More budget reductions will follow district salary cuts

Sunday Times Newspapers

TRENTON — Salary cuts for officials and other employees of Trenton Public Schools are among the latest in a series of steps aimed at reducing the district’s looming budget deficits.

Supt. John Savel’s contract was renewed by the Board of Education last month at a 5 percent reduction. He’ll make $130,654 for the current school year, but that will drop to $124,121 starting in 2010-11 school year begins and remain at that level for the next three years with no raises written into the agreement.

While among the most visible reductions, Savel was quick to point out Wednesday that he’s far from the only one giving up compensation to help balance budgets.
 “I think’s important to note that it’s not just me that did this,” he said. “Everybody took the lead.”

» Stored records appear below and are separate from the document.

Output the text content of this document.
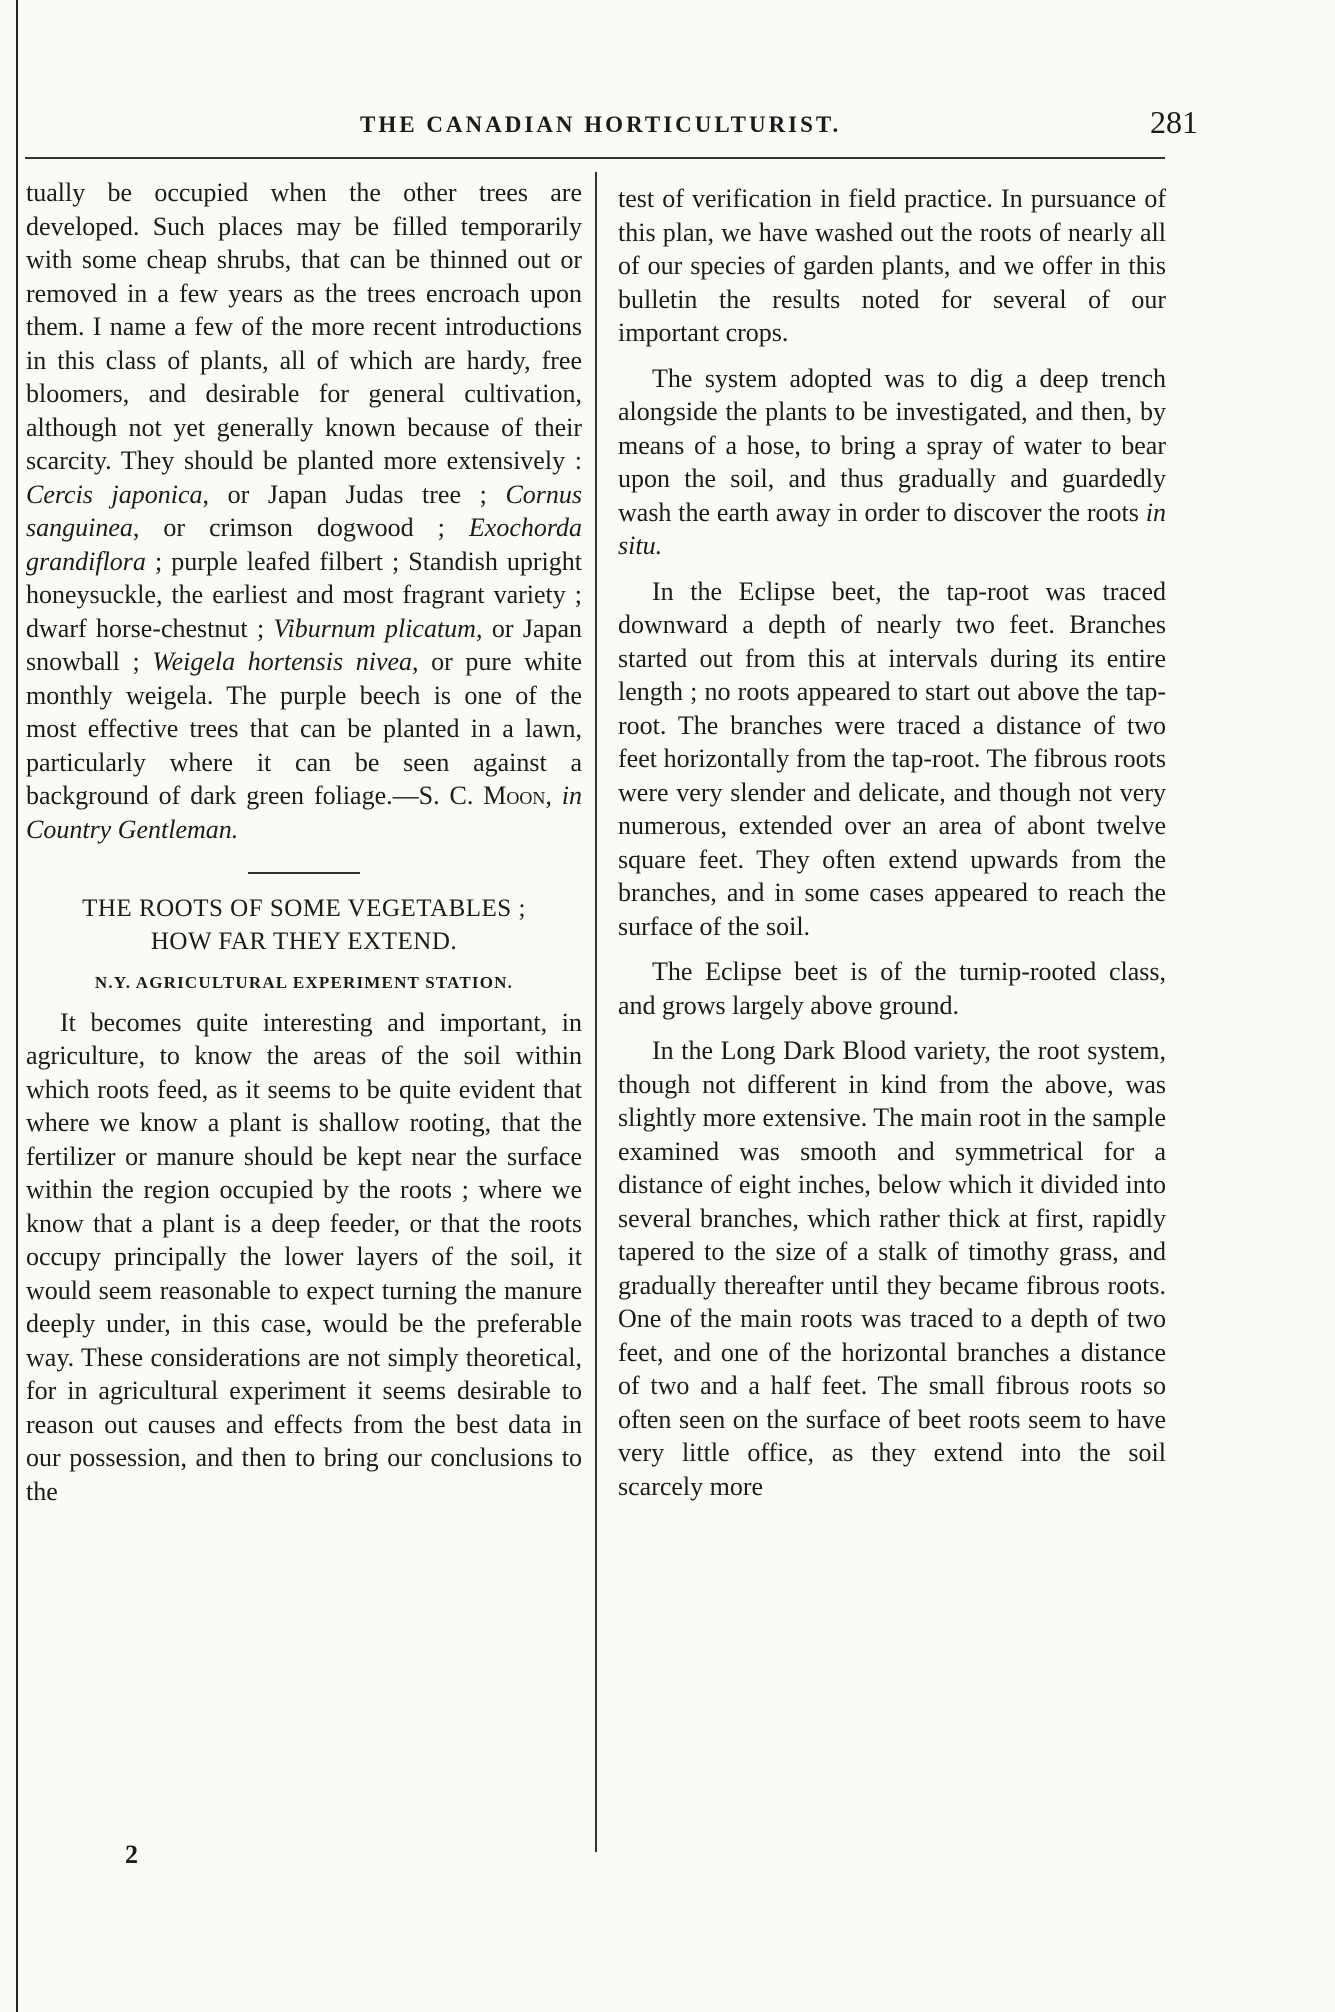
THE CANADIAN HORTICULTURIST.	281

tually be occupied when the other trees are developed. Such places may be filled temporarily with some cheap shrubs, that can be thinned out or removed in a few years as the trees encroach upon them. I name a few of the more recent introductions in this class of plants, all of which are hardy, free bloomers, and desirable for general cultivation, although not yet generally known because of their scarcity. They should be planted more extensively : Cercis japonica, or Japan Judas tree ; Cornus sanguinea, or crimson dogwood ; Exochorda grandiflora ; purple leafed filbert ; Standish upright honeysuckle, the earliest and most fragrant variety ; dwarf horse-chestnut ; Viburnum plicatum, or Japan snowball ; Weigela hortensis nivea, or pure white monthly weigela. The purple beech is one of the most effective trees that can be planted in a lawn, particularly where it can be seen against a background of dark green foliage.—S. C. Moon, in Country Gentleman.

THE ROOTS OF SOME VEGETABLES ;
HOW FAR THEY EXTEND.

N.Y. AGRICULTURAL EXPERIMENT STATION.

It becomes quite interesting and important, in agriculture, to know the areas of the soil within which roots feed, as it seems to be quite evident that where we know a plant is shallow rooting, that the fertilizer or manure should be kept near the surface within the region occupied by the roots ; where we know that a plant is a deep feeder, or that the roots occupy principally the lower layers of the soil, it would seem reasonable to expect turning the manure deeply under, in this case, would be the preferable way. These considerations are not simply theoretical, for in agricultural experiment it seems desirable to reason out causes and effects from the best data in our possession, and then to bring our conclusions to the

2

test of verification in field practice. In pursuance of this plan, we have washed out the roots of nearly all of our species of garden plants, and we offer in this bulletin the results noted for several of our important crops.

The system adopted was to dig a deep trench alongside the plants to be investigated, and then, by means of a hose, to bring a spray of water to bear upon the soil, and thus gradually and guardedly wash the earth away in order to discover the roots in situ.

In the Eclipse beet, the tap-root was traced downward a depth of nearly two feet. Branches started out from this at intervals during its entire length ; no roots appeared to start out above the tap-root. The branches were traced a distance of two feet horizontally from the tap-root. The fibrous roots were very slender and delicate, and though not very numerous, extended over an area of abont twelve square feet. They often extend upwards from the branches, and in some cases appeared to reach the surface of the soil.

The Eclipse beet is of the turnip-rooted class, and grows largely above ground.

In the Long Dark Blood variety, the root system, though not different in kind from the above, was slightly more extensive. The main root in the sample examined was smooth and symmetrical for a distance of eight inches, below which it divided into several branches, which rather thick at first, rapidly tapered to the size of a stalk of timothy grass, and gradually thereafter until they became fibrous roots. One of the main roots was traced to a depth of two feet, and one of the horizontal branches a distance of two and a half feet. The small fibrous roots so often seen on the surface of beet roots seem to have very little office, as they extend into the soil scarcely more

The 5 percent cut also applies to all administrative staff, which includes school principals and assistant principals, the director of human resources, the business manager, the directors of curriculum and facilities, all supervisory staff and all clerical staff, none of which are unionized. The Trenton Educational Support Personnel union, which includes custodians, bus drivers and food service workers, accepted a 5 percent reduction this year and a 3 percent for next year.

Paraprofessionals, represented by the Trenton Paraprofessionals and Associated Staff Association MEA/NEA, recently agreed to a 2 percent cut salary cut in its new two-year contract.

The concessions are expected to save the district about $250,000. Those contracts will become effective July 1.
 Another savings of about $30,000 is anticipated anybody currently eligible for health care coverage who changes preferred provider organization status. People who wanted to stay with the more expensive plan now will have to pay for it. Additionally, Savel said officials still are working on concessions from teachers, who are represented by the Trenton Education Association/MEA.

“It’s very gratifying knowing we have employees that understand the financial situation for the district and were willing to make concessions that we know were very hard,” Savel said.

More ways to reduce the current year’s $1.6 million deficit will be on the Board of Education’s agenda for its meeting tomorrow night.